You won’t be surprised that this bland, pointless report has a bland, pointless set of “Concluding Remarks”:

There is strong evidence that changes in greenhouse gas concentrations due to human activity are the dominant cause of the global warming that has taken place over the last half century. This warming trend is expected to continue as are changes in precipitation over the long term in many regions. Further and more rapid increases in sea level are likely which will have profound implications for coastal communities and ecosystems.

It is not possible to determine exactly how much the Earth will warm or exactly how the climate will change in the future, but careful estimates of potential changes and associated uncertainties have been made. Scientists continue to work to narrow these areas of uncertainty. Uncertainty can work both ways, since the changes and their impacts may be either smaller or larger than those projected.

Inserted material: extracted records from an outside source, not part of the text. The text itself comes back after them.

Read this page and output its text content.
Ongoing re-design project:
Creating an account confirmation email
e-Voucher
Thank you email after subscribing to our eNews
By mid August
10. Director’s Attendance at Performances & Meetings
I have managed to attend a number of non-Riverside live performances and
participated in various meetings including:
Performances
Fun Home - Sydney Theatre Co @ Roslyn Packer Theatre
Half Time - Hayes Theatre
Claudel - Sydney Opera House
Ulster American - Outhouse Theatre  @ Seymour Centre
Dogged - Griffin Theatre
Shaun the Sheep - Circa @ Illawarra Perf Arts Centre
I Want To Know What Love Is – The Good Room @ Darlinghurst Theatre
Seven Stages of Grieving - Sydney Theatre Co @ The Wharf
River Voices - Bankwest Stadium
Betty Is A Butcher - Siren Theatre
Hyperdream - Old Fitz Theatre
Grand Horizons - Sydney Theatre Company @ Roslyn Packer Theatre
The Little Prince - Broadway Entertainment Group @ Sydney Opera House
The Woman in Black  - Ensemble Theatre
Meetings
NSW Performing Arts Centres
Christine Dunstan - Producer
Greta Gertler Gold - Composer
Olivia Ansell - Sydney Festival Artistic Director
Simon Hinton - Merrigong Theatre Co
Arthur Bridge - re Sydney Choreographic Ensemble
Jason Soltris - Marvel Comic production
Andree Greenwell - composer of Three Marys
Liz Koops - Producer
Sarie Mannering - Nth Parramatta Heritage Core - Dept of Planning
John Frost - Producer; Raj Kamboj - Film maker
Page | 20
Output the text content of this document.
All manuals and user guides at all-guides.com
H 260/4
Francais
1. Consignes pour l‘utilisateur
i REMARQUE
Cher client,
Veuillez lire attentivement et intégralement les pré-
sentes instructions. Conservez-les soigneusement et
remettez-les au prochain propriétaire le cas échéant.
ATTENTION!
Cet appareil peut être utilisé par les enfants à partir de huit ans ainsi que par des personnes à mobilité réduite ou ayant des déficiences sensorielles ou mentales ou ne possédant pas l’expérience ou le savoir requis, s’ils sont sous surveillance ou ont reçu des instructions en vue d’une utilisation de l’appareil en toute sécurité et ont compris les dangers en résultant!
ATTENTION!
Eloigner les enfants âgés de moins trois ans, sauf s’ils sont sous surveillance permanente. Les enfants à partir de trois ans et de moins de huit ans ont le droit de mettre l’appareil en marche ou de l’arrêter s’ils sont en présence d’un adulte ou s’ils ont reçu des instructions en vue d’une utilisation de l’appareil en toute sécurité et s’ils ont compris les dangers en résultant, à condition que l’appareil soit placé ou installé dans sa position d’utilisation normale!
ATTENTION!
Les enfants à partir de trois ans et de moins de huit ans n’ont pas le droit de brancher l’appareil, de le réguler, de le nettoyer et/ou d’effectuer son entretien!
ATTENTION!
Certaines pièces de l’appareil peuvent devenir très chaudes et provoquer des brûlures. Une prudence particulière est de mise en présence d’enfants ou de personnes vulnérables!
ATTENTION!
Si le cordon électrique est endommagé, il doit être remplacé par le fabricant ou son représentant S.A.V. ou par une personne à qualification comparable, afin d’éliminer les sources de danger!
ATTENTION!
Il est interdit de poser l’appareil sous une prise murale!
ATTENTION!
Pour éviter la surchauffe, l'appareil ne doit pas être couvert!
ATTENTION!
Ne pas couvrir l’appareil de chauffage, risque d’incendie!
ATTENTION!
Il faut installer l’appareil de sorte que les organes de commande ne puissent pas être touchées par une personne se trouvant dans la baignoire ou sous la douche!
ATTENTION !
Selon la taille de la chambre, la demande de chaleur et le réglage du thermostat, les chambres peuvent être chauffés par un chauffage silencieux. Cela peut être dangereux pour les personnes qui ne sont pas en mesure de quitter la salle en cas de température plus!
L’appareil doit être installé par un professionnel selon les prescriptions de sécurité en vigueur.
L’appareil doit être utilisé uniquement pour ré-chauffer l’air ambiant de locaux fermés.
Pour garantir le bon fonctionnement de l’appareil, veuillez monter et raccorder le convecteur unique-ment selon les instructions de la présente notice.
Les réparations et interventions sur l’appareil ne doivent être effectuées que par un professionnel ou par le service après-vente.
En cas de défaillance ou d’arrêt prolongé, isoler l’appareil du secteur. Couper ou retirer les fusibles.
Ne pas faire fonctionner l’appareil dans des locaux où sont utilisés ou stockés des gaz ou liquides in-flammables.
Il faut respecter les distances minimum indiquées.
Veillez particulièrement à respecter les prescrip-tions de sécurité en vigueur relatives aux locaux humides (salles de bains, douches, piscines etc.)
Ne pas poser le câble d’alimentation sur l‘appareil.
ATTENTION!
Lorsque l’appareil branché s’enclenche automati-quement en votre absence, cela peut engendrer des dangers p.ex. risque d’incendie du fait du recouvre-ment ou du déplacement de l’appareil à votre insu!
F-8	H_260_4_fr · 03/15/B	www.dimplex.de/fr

Like many important decisions, policy choices about climate change have to be made in the absence of perfect knowledge. Even if the remaining uncertainties were substantially resolved, the wide variety of interests, cultures and beliefs in society would make consensus about such choices difficult to achieve. However, the potential impacts of climate change are sufficiently serious that important decisions will need to be made. Climate science — including the substantial body of knowledge that is already well established, and the results of future research — is the essential basis for future climate projections and planning, and must be a vital component of public reasoning in this complex and challenging area.

Sad.

Thankfully, even leading conservative politicians in the UK appear more informed on the science — and more blunt about the dangers of inaction — than the Royal Society, so this report is as irrelevant as it is pointless (see UK’s conservative Foreign Secretary: “You cannot have food, water, or energy security without climate security…. The time to act is now”).